Friday 5 June 2020

How to apply Knowledge Management to Mergers and Acquisitions

Knowledge management delivers maximum value when applied to high value knowledge, to support high value decisions, and in areas where that knowledge is otherwise at risk of being lost. A typical high value area where major decisions will be made is Mergers and Acquisitions. 

Image from wikimedia commons,
Merger of KCR and MTR operations 2007-12-02

Mergers and Acquisitions are high cost, complex operations, where crucial decisions need to be made very well, and yet which happen relatively rarely, so it is easy for tacit knowledge to be lost. People caught up in the high pressure activity can easily forget the detail of how the decisions were made, and fail to pass the knowledge on to future mergers and acquisitions teams.

This combination of high value decisions made relatively infrequently, where human memory alone cannot be relied on as a knowledge store, means that there is great value on documenting the learning for use in future mergers and acquisitions.

In addition, many mergers and acquisitions are conducted for knowledge reasons, in order to acquire competence and capability.
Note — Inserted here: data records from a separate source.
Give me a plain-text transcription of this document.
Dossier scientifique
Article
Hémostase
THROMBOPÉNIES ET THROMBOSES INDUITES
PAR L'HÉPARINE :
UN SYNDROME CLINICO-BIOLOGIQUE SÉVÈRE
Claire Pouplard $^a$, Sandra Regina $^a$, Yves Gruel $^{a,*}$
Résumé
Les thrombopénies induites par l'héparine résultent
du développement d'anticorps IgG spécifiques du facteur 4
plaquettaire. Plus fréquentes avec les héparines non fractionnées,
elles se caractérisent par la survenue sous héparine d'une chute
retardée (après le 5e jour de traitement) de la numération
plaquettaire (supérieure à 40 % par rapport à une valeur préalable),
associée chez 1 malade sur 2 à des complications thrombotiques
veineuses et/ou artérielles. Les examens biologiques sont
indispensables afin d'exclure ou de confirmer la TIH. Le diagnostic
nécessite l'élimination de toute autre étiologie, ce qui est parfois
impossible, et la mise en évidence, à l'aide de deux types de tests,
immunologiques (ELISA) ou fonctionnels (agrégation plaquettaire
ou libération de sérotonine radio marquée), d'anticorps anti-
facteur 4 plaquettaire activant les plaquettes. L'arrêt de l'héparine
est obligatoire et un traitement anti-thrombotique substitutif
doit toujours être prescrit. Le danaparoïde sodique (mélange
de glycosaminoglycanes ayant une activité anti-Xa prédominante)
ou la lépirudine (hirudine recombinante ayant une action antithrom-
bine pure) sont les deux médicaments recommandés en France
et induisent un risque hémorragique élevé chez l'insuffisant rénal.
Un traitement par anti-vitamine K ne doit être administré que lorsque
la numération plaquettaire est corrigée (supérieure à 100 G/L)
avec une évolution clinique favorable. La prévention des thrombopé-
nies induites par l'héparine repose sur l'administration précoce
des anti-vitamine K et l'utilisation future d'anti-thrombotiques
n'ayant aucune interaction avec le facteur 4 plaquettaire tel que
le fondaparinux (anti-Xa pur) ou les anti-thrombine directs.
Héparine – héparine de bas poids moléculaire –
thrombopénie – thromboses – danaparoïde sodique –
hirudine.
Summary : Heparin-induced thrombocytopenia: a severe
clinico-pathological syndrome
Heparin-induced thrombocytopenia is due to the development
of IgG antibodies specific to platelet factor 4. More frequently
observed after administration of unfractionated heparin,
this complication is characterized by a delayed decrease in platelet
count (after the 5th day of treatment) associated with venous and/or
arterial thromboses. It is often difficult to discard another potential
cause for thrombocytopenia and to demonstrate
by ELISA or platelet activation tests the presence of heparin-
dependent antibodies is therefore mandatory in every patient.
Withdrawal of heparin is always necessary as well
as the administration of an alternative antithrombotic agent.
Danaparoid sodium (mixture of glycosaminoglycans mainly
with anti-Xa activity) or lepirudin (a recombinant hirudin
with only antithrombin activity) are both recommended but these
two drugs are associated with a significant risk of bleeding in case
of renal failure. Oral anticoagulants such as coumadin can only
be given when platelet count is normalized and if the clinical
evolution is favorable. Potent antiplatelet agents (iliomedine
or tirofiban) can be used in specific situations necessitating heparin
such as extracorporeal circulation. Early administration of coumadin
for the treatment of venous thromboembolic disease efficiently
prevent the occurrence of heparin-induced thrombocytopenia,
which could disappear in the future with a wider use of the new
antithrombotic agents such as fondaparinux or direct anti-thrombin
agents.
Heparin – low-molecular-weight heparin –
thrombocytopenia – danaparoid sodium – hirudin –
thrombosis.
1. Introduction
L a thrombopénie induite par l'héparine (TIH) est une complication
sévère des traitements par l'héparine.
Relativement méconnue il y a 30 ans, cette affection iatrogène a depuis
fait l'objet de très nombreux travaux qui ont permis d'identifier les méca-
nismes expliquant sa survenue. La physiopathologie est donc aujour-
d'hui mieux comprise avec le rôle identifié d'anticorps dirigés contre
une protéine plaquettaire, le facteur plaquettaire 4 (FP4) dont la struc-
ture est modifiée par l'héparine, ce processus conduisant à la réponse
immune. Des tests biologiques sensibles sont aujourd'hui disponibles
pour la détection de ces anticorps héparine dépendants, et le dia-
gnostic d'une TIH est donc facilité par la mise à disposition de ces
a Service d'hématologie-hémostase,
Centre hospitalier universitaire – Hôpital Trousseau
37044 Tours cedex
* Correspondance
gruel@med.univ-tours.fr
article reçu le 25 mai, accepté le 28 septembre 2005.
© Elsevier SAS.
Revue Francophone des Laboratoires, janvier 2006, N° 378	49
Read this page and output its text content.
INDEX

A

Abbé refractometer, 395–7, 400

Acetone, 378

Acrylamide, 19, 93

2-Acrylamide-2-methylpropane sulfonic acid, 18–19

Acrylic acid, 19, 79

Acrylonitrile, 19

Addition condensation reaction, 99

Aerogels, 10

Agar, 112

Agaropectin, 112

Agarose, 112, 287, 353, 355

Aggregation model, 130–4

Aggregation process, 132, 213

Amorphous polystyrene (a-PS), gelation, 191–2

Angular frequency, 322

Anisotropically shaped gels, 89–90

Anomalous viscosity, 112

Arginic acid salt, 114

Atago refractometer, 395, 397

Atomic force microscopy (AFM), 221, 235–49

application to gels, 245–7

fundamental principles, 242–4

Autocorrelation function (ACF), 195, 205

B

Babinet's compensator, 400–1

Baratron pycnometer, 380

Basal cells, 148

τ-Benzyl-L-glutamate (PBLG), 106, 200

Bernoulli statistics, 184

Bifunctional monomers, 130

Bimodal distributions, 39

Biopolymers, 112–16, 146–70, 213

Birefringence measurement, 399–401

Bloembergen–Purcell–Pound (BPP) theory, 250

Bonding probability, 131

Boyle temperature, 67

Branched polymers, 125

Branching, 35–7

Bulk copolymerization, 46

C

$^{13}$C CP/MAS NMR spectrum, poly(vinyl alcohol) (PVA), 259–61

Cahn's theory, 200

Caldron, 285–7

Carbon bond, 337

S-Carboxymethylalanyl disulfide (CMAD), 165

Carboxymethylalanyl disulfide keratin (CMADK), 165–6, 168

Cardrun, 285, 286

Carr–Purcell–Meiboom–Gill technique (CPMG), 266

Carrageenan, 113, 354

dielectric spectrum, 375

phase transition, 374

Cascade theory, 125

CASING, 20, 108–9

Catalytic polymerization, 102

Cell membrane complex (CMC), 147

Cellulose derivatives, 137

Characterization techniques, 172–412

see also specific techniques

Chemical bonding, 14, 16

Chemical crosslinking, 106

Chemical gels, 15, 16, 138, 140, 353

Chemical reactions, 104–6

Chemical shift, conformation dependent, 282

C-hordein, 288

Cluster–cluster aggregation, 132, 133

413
 The approach to KM for Mergers and Acquisitions (and let's include Divestments as well) should be as follows; 

  • Learning Before. Through Peer assists and other knowledge-seeking activities, the M&A team should seek to acquire lessons, guidance, success factors and pitfalls from previous Mergers, Acquisitions and Divestments. They may conduct a Knowledge Gap Analysis, to map out the knowledge they need to acquire, and should create a Knowledge Management Plan for the M&A project. 
  • Learning During. If possible, and for high value Mergers, Acquisitions and Divestments only, a Learning Historian should be seconded to the M&A team to capture lessons, practices and key documents as the exercise progresses, perhaps through a series of After Action Reviews
  • Learning After. Interviews and Retrospects of the key players should be held to determine the success factors to repeat, and the pitfalls to avoid. The focus here will be on capturing tacit knowledge and experience; the 'golden rules', 'top tips', recommendations and advice that will allow success to be repeated routinely. This might include interviewing any external consultants who had been an integral part of the team. 
  • Knowledge Asset. Output from the interviews and the Retrospect should be packaged into a knowledge asset; a web-based package or secure wiki that provides helpful accessible advice for future re-use. This advice will be at varying levels of detail; from the managerial overview of the "top 10" bullet points, down to operational advice. 
  • Post-merger KM framework. If we assume that each of the two merged companies had an approach to Knowledge Management, in other words their own Knowledge Management Frameworks, then after the merger these two frameworks will need to be merged. This should be done through a combination of an external assessment to look for the strengths and weaknesses in each approach, and a set of Knowledge Exchange meetings to decide on a best combined approach. This would be piloted and rolled out like a conventional knowledge management implementation. Of course, the framework chould be compliant with ISO 30401:2018
  • Post-merger Knowledge Mapping. In a knowledge-based acquisition, where one company acquires another in order to gain access to their knowledge, there will have been some pre-acquisition work done to ensure that the knowledge gain is worth the expense of acquisition. However once the deal is done, there needs to be detailed knowledge mapping to identify the critical knowledge areas, to determine how well managed each of these are, and to put in place actions to improve the management of critical topics. After all, if you spent the money to acquire the competence, you would want to make sure this new asset was well managed.


Case History 

The learning approach outlined above was applied by Company A to their merger with Company B, and again with Company C two years later.

In the latter case, 14 of the core acquisition team were interviewed, and lessons were derived on leadership, the team and team processes, the role of the investment bank, the transaction process, communication, and staff issues. One year after acquisition, 31 staff were interviewed to gather lessons on the Integration process. Interviewees included the Chief Counsel, one of the Country unit Presidents, and several other very senior staff. Learnings were captured on topics such as managing the Integration project, dealing with delay, and getting ready for Day 1 of the integrated company.

Lessons from the first merger were used to guide the process for for the second, and lessons from the second acquisition and integration were used to guide the process for several further acquisitions. The value of the knowledge management approach was seen in the reduced involvement of external consultants in successive mergers. Initially the bill to Big 5 consultants had been very high, but this reduced from one acquisition to the next as Company A internalized the knowledge, with savings on external consulting spend in the order of $1 million.